Even before a child is conceived, much (but certainly not all) of the information needed to determine a future child's risk of having a genetic disease is already present in the genomes of his or her parents. For dominant diseases, the parent may be affected and the concept of screening does not apply. For recessive diseases, parents can carry a pathogenic mutation in one of their genes and will typically be unaffected and unaware that they carry a mutation. But if a child inherits both pathogenic mutations from two carrier parents, they are at risk of the disease (refer to Appendix 3 for more information on inheritance). For this reason, much of the advancement in Genomic and Precision Medicine has occurred in the field of prenatal and preconception carrier testing of prospective parents. This chapter will deal with these advancements and their practical use by nongeneticist physicians and practitioners such as primary care providers, obstetricians, pediatricians, midwives, and fertility specialists.

Since the 1970s, tests have been available to detect carrier parents who might have a child affected by a rare recessive disease if the reproductive partner is also a carrier. Diseases such as Tay–Sachs have been almost eliminated in select populations due to aggressive carrier screening. However, screening for a small number of disorders in a narrow segment of the population is a far cry from screening all prospective parents for all medicine, but medicine is indeed heading in that direction.

TRADITIONAL CARRIER SCREENING

Carrier screening has traditionally been heavily influenced by pretest risk. Individuals with a family history of a genetic disorder would be offered carrier testing. Prospective parents belonging to a unique ethnic group with a higher rate of a particular disorder would be screened for that disorder only. Screening beyond this was simply not technically or financially feasible.
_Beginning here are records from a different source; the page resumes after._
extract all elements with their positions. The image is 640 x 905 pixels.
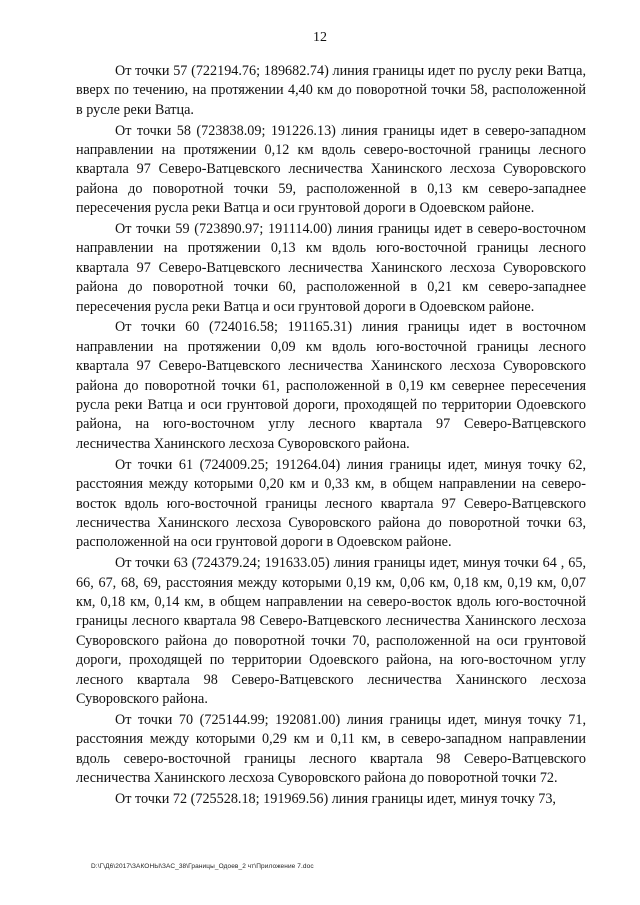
paragraph: От точки 58 (723838.09; 191226.13) линия границы идет в северо-западном направлении на протяжении 0,12 км вдоль северо-восточной границы лесного квартала 97 Северо-Ватцевского лесничества Ханинского лесхоза Суворовского района до поворотной точки 59, расположенной в 0,13 км северо-западнее пересечения русла реки Ватца и оси грунтовой дороги в Одоевском районе.: [76, 122, 586, 217]
paragraph: От точки 59 (723890.97; 191114.00) линия границы идет в северо-восточном направлении на протяжении 0,13 км вдоль юго-восточной границы лесного квартала 97 Северо-Ватцевского лесничества Ханинского лесхоза Суворовского района до поворотной точки 60, расположенной в 0,21 км северо-западнее пересечения русла реки Ватца и оси грунтовой дороги в Одоевском районе.: [76, 221, 586, 315]
paragraph: От точки 57 (722194.76; 189682.74) линия границы идет по руслу реки Ватца, вверх по течению, на протяжении 4,40 км до поворотной точки 58, расположенной в русле реки Ватца.: [76, 63, 586, 118]
document-body: [76, 62, 586, 811]
file-path-footer: D:\Г\Д6\2017\ЗАКОНЫ\ЗАС_38\Границы_Одоев_2 чт\Приложение 7.doc: [91, 863, 314, 870]
paragraph: От точки 72 (725528.18; 191969.56) линия границы идет, минуя точку 73,: [115, 790, 556, 807]
paragraph: От точки 63 (724379.24; 191633.05) линия границы идет, минуя точки 64 , 65, 66, 67, 68, 69, расстояния между которыми 0,19 км, 0,06 км, 0,18 км, 0,19 км, 0,07 км, 0,18 км, 0,14 км, в общем направлении на северо-восток вдоль юго-восточной границы лесного квартала 98 Северо-Ватцевского лесничества Ханинского лесхоза Суворовского района до поворотной точки 70, расположенной на оси грунтовой дороги, проходящей по территории Одоевского района, на юго-восточном углу лесного квартала 98 Северо-Ватцевского лесничества Ханинского лесхоза Суворовского района.: [76, 555, 586, 707]
paragraph: От точки 70 (725144.99; 192081.00) линия границы идет, минуя точку 71, расстояния между которыми 0,29 км и 0,11 км, в северо-западном направлении вдоль северо-восточной границы лесного квартала 98 Северо-Ватцевского лесничества Ханинского лесхоза Суворовского района до поворотной точки 72.: [76, 711, 586, 786]
page-number: 12: [313, 30, 327, 45]
paragraph: От точки 60 (724016.58; 191165.31) линия границы идет в восточном направлении на протяжении 0,09 км вдоль юго-восточной границы лесного квартала 97 Северо-Ватцевского лесничества Ханинского лесхоза Суворовского района до поворотной точки 61, расположенной в 0,19 км севернее пересечения русла реки Ватца и оси грунтовой дороги, проходящей по территории Одоевского района, на юго-восточном углу лесного квартала 97 Северо-Ватцевского лесничества Ханинского лесхоза Суворовского района.: [76, 319, 586, 452]
paragraph: От точки 61 (724009.25; 191264.04) линия границы идет, минуя точку 62, расстояния между которыми 0,20 км и 0,33 км, в общем направлении на северо-восток вдоль юго-восточной границы лесного квартала 97 Северо-Ватцевского лесничества Ханинского лесхоза Суворовского района до поворотной точки 63, расположенной на оси грунтовой дороги в Одоевском районе.: [76, 456, 586, 551]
Now, the cost of sequencing many genes is essentially the same as sequencing one, and medicine has swung away from paternalism and seeks to involve the patient to whatever extent is possible and desired. These two forces have combined to fertilize (pun intended) a robust industry providing a variety of carrier screening products that detect an ever-increasing number of disorders, and that are marketed to any and all prospective parents regardless of family or ethnic background.
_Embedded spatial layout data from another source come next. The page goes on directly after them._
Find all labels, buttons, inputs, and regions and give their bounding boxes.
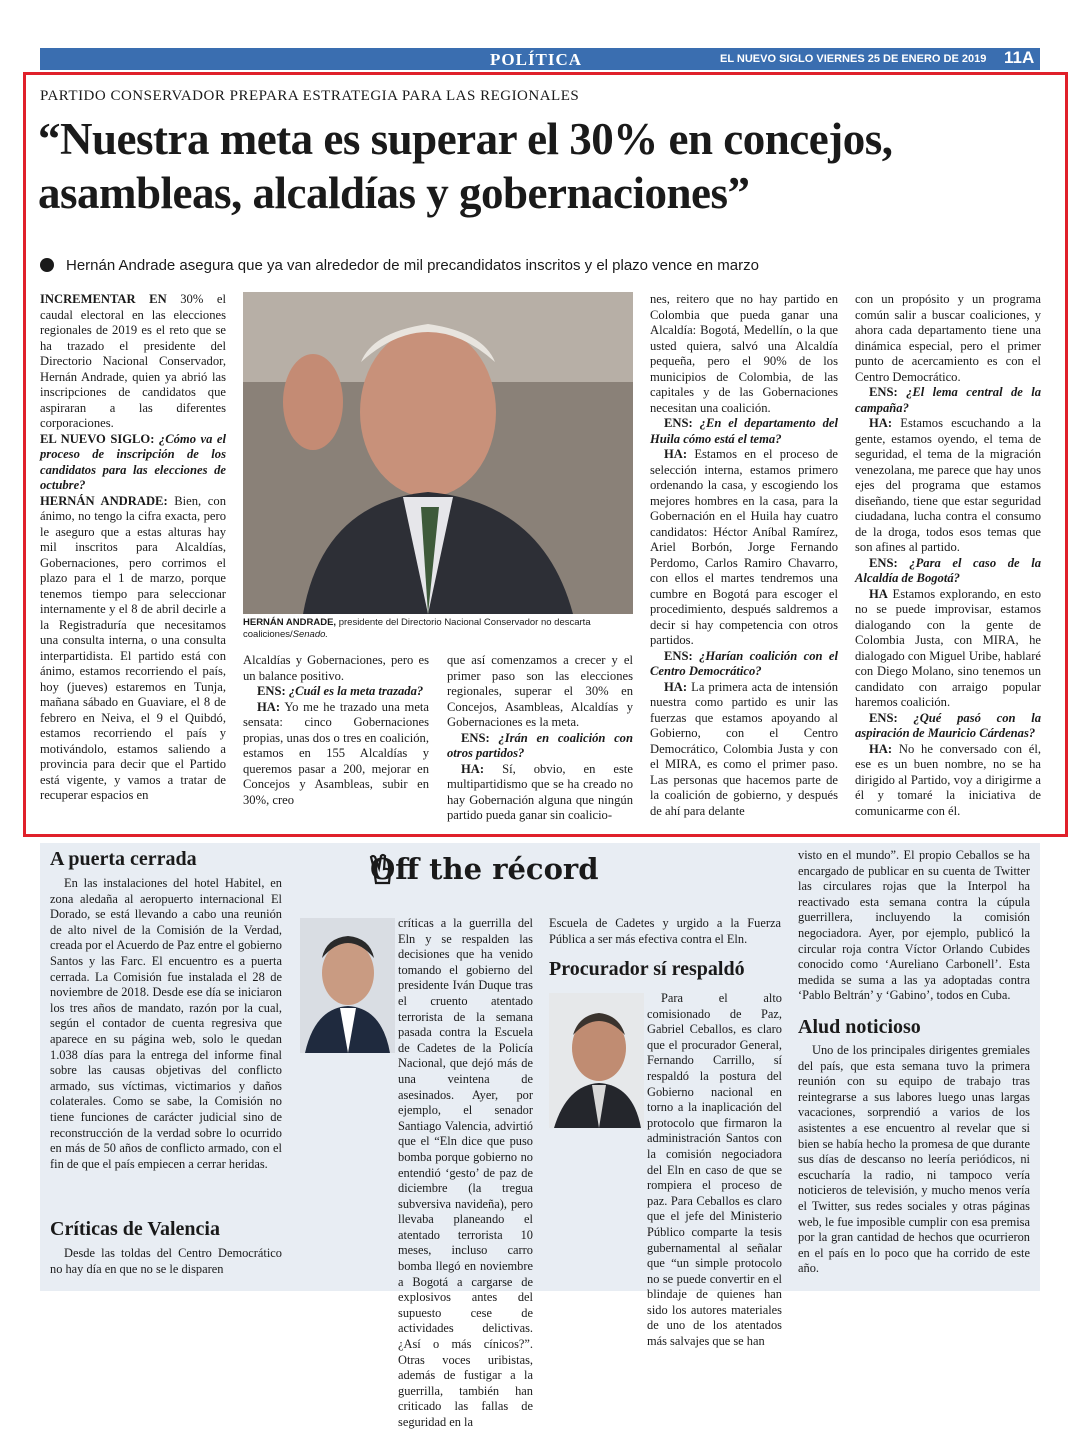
question: ¿Para el caso de la Alcaldía de Bogotá? — [855, 555, 1041, 585]
bullet-icon — [40, 258, 54, 272]
answer: Bien, con ánimo, no tengo la cifra exacta, pero le aseguro que a estas alturas hay mil inscritos para Alcaldías, Gobernaciones, pero corrimos el plazo para el 1 de marzo, porque tenemos tiempo para seleccionar internamente y el 8 de abril decirle a la Registraduría que necesitamos una consulta interna, o una consulta interpartidista. El partido está con ánimo, estamos recorriendo el país, hoy (jueves) estaremos en Tunja, mañana sábado en Guaviare, el 8 de febrero en Neiva, el 9 el Quibdó, estamos recorriendo el país y motivándolo, estamos saliendo a provincia para decir que el Partido está vigente, y vamos a tratar de recuperar espacios en — [40, 493, 226, 802]
article-headline: “Nuestra meta es superar el 30% en concejos, asambleas, alcaldías y gobernaciones” — [38, 114, 893, 218]
section-title-procurador: Procurador sí respaldó — [549, 958, 745, 980]
answer: Sí, obvio, en este multipartidismo que se ha creado no hay Gobernación alguna que ningún partido pueda ganar sin coalicio- — [447, 761, 633, 822]
answer: Estamos explorando, en esto no se puede improvisar, estamos dialogando con la gente de Colombia Justa, con MIRA, he dialogado con Miguel Uribe, hablaré con Diego Molano, sino tenemos un candidato con arraigo popular haremos coalición. — [855, 586, 1041, 709]
question: ¿Cuál es la meta trazada? — [285, 684, 424, 698]
paper-dateline: EL NUEVO SIGLO VIERNES 25 DE ENERO DE 2019 — [720, 53, 987, 65]
answer: Estamos en el proceso de selección interna, estamos primero ordenando la casa, y escogiendo los mejores hombres en la casa, para la Gobernación en el Huila hay cuatro candidatos: Héctor Aníbal Ramírez, Ariel Borbón, Jorge Fernando Perdomo, Carlos Ramiro Chavarro, con ellos el martes tendremos una cumbre en Bogotá para escoger el procedimiento, después saldremos a decir si hay competencia con otros partidos. — [650, 447, 838, 647]
speaker-label: ENS: — [257, 684, 286, 698]
question: ¿En el departamento del Huila cómo está el tema? — [650, 416, 838, 446]
section-title-alud: Alud noticioso — [798, 1016, 921, 1038]
column-procurador — [552, 991, 782, 1350]
photo-ivan-duque — [300, 918, 395, 1053]
photo-hernan-andrade — [243, 292, 633, 614]
section-title-criticas: Críticas de Valencia — [50, 1218, 220, 1240]
caption-name: HERNÁN ANDRADE, — [243, 617, 337, 628]
paragraph: Uno de los principales dirigentes gremiales del país, que esta semana tuvo la primera reunión con su equipo de trabajo tras reintegrarse a sus labores luego unas largas vacaciones, sorprendió a varios de los asistentes a ese encuentro al revelar que si bien se había hecho la promesa de que durante sus días de descanso no leería periódicos, ni escucharía la radio, ni tampoco vería noticieros de televisión, y mucho menos vería el Twitter, sus redes sociales y otras páginas web, le fue imposible cumplir con esa premisa por la gran cantidad de hechos que ocurrieron en el país en lo poco que ha corrido de este año. — [798, 1043, 1030, 1276]
speaker-label: HA: — [869, 416, 893, 430]
column-puerta-cerrada — [50, 876, 282, 1172]
column-alud — [798, 1043, 1030, 1277]
section-name: POLÍTICA — [490, 50, 583, 69]
answer: que así comenzamos a crecer y el primer paso son las elecciones regionales, superar el 30% en Concejos, Asambleas, Alcaldías y Gobernaciones es la meta. — [447, 653, 633, 729]
paragraph: Para el alto comisionado de Paz, Gabriel Ceballos, es claro que el procurador General, Fernando Carrillo, sí respaldó la postura del Gobierno nacional en torno a la inaplicación del protocolo que firmaron la administración Santos con la comisión negociadora del Eln en caso de que se rompiera el proceso de paz. Para Ceballos es claro que el jefe del Ministerio Público comparte la tesis gubernamental al señalar que “un simple protocolo no se puede convertir en el blindaje de quienes han sido los autores materiales de uno de los atentados más salvajes que se han — [647, 991, 782, 1349]
speaker-label: ENS: — [664, 648, 693, 663]
paragraph: visto en el mundo”. El propio Ceballos se ha encargado de publicar en su cuenta de Twitter las circulares rojas que la Interpol ha reactivado esta semana contra la cúpula guerrillera, incluyendo la comisión negociadora. Ayer, por ejemplo, publicó la circular roja contra Víctor Orlando Cubides conocido como ‘Aureliano Carbonell’. Esta medida se suma a las ya adoptadas contra ‘Pablo Beltrán’ y ‘Gabino’, todos en Cuba. — [798, 848, 1030, 1003]
article-subtitle — [40, 257, 1040, 274]
off-the-record-title: Off the récord — [370, 852, 599, 886]
question: ¿Irán en coalición con otros partidos? — [447, 730, 633, 760]
article-column-3 — [447, 653, 633, 824]
photo-caption — [243, 617, 635, 641]
speaker-label: HERNÁN ANDRADE: — [40, 493, 168, 508]
speaker-label: EL NUEVO SIGLO: — [40, 431, 155, 446]
column-criticas-cont-b — [549, 916, 781, 947]
caption-text: presidente del Directorio Nacional Conservador no descarta coaliciones/ — [243, 617, 591, 640]
answer: Estamos escuchando a la gente, estamos oyendo, el tema de seguridad, el tema de la migración venezolana, me parece que hay unos ejes del programa que estamos diseñando, tiene que estar seguridad ciudadana, lucha contra el consumo de la droga, todos esos temas que son afines al partido. — [855, 416, 1041, 554]
speaker-label: HA: — [257, 699, 281, 714]
column-procurador-cont — [798, 848, 1030, 1004]
section-title-puerta-cerrada: A puerta cerrada — [50, 848, 197, 870]
page-number: 11A — [1004, 48, 1035, 67]
lead-in: INCREMENTAR EN — [40, 292, 167, 306]
paragraph: En las instalaciones del hotel Habitel, en zona aledaña al aeropuerto internacional El Dorado, se está llevando a cabo una reunión de alto nivel de la Comisión de la Verdad, creada por el Acuerdo de Paz entre el gobierno Santos y las Farc. El encuentro es a puerta cerrada. La Comisión fue instalada el 28 de noviembre de 2018. Desde ese día se iniciaron los tres años de mandato, razón por la cual, según el contador de cuenta regresiva que aparece en su página web, solo le quedan 1.038 días para la entrega del informe final sobre las causas objetivas del conflicto armado, sus víctimas, victimarios y daños colaterales. Como se sabe, la Comisión no tiene funciones de carácter judicial sino de reconstrucción de la verdad sobre lo ocurrido en más de 50 años de conflicto armado, con el fin de que el país empiecen a cerrar heridas. — [50, 876, 282, 1171]
paragraph: Escuela de Cadetes y urgido a la Fuerza Pública a ser más efectiva contra el Eln. — [549, 916, 781, 946]
speaker-label: HA: — [664, 679, 688, 694]
question: ¿Harían coalición con el Centro Democrático? — [650, 648, 838, 678]
question: ¿Qué pasó con la aspiración de Mauricio Cárdenas? — [855, 710, 1041, 740]
column-criticas-cont-a — [398, 916, 533, 1431]
speaker-label: HA: — [461, 761, 485, 776]
speaker-label: ENS: — [869, 710, 898, 725]
question: ¿El lema central de la campaña? — [855, 385, 1041, 415]
speaker-label: ENS: — [869, 385, 898, 399]
answer: Alcaldías y Gobernaciones, pero es un balance positivo. — [243, 653, 429, 683]
article-column-4 — [650, 292, 838, 819]
paragraph: 30% el caudal electoral en las elecciones regionales de 2019 es el reto que se ha trazado el presidente del Directorio Nacional Conservador, Hernán Andrade, quien ya abrió las inscripciones de candidatos que aspiraran a las diferentes corporaciones. — [40, 292, 226, 430]
paragraph: Desde las toldas del Centro Democrático no hay día en que no se le disparen — [50, 1246, 282, 1276]
caption-credit: Senado. — [292, 629, 329, 640]
article-column-1 — [40, 292, 226, 804]
speaker-label: ENS: — [869, 555, 898, 570]
speaker-label: ENS: — [664, 416, 693, 430]
speaker-label: HA — [869, 586, 888, 601]
speaker-label: HA: — [869, 741, 893, 756]
answer: No he conversado con él, ese es un buen nombre, no se ha dirigido al Partido, voy a dirigirme a él y tomaré la iniciativa de comunicarme con él. — [855, 741, 1041, 818]
article-column-5 — [855, 292, 1041, 819]
answer: La primera acta de intensión nuestra como partido es unir las fuerzas que estamos apoyando al Gobierno, con el Centro Democrático, Colombia Justa y con el MIRA, es como el primer paso. Las personas que hacemos parte de la coalición de gobierno, y después de ahí para delante — [650, 679, 838, 818]
portrait-illustration — [243, 292, 633, 614]
paragraph: críticas a la guerrilla del Eln y se respalden las decisiones que ha venido tomando el gobierno del presidente Iván Duque tras el cruento atentado terrorista de la semana pasada contra la Escuela de Cadetes de la Policía Nacional, que dejó más de una veintena de asesinados. Ayer, por ejemplo, el senador Santiago Valencia, advirtió que el “Eln dice que puso bomba porque gobierno no entendió ‘gesto’ de paz de diciembre (la tregua subversiva navideña), pero llevaba planeando el atentado terrorista 10 meses, incluso carro bomba llegó en noviembre a Bogotá a cargarse de explosivos antes del supuesto cese de actividades delictivas. ¿Así o más cínicos?”. Otras voces uribistas, además de fustigar a la guerrilla, también han criticado las fallas de seguridad en la — [398, 916, 533, 1429]
answer: nes, reitero que no hay partido en Colombia que pueda ganar una Alcaldía: Bogotá, Medellín, o la que usted quiera, salvó una Alcaldía pequeña, pero el 90% de los municipios de Colombia, de las capitales y de las Gobernaciones necesitan una coalición. — [650, 292, 838, 415]
speaker-label: HA: — [664, 447, 688, 461]
column-criticas-start — [50, 1246, 282, 1277]
article-kicker: PARTIDO CONSERVADOR PREPARA ESTRATEGIA PARA LAS REGIONALES — [40, 88, 580, 104]
answer: Yo me he trazado una meta sensata: cinco Gobernaciones propias, unas dos o tres en coalición, estamos en 155 Alcaldías y queremos pasar a 200, mejorar en Concejos y Asambleas, subir en 30%, creo — [243, 699, 429, 807]
question: ¿Cómo va el proceso de inscripción de los candidatos para las elecciones de octubre? — [40, 431, 226, 492]
subtitle-text: Hernán Andrade asegura que ya van alrededor de mil precandidatos inscritos y el plazo vence en marzo — [66, 257, 759, 274]
answer: con un propósito y un programa común salir a buscar coaliciones, y ahora cada departamento tiene una dinámica especial, pero el primer punto de acercamiento es con el Centro Democrático. — [855, 292, 1041, 384]
article-column-2 — [243, 653, 429, 808]
speaker-label: ENS: — [461, 730, 490, 745]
Nevertheless, obtaining a complete family history remains essential for any provider caring for a prospective parent. As will be discussed below, many of the newer one-size-fits-all commercial preconception screening tests are not necessarily suited for a family with a clear history of a specific disease. Diseases that run in the family, especially in children, may require testing and counseling by a specialist. It is the responsibility of the primary practitioner to distinguish families that lack defined risk factors for inherited diseases and can thus appropriately undergo generic screening from those families that require more in-depth consideration.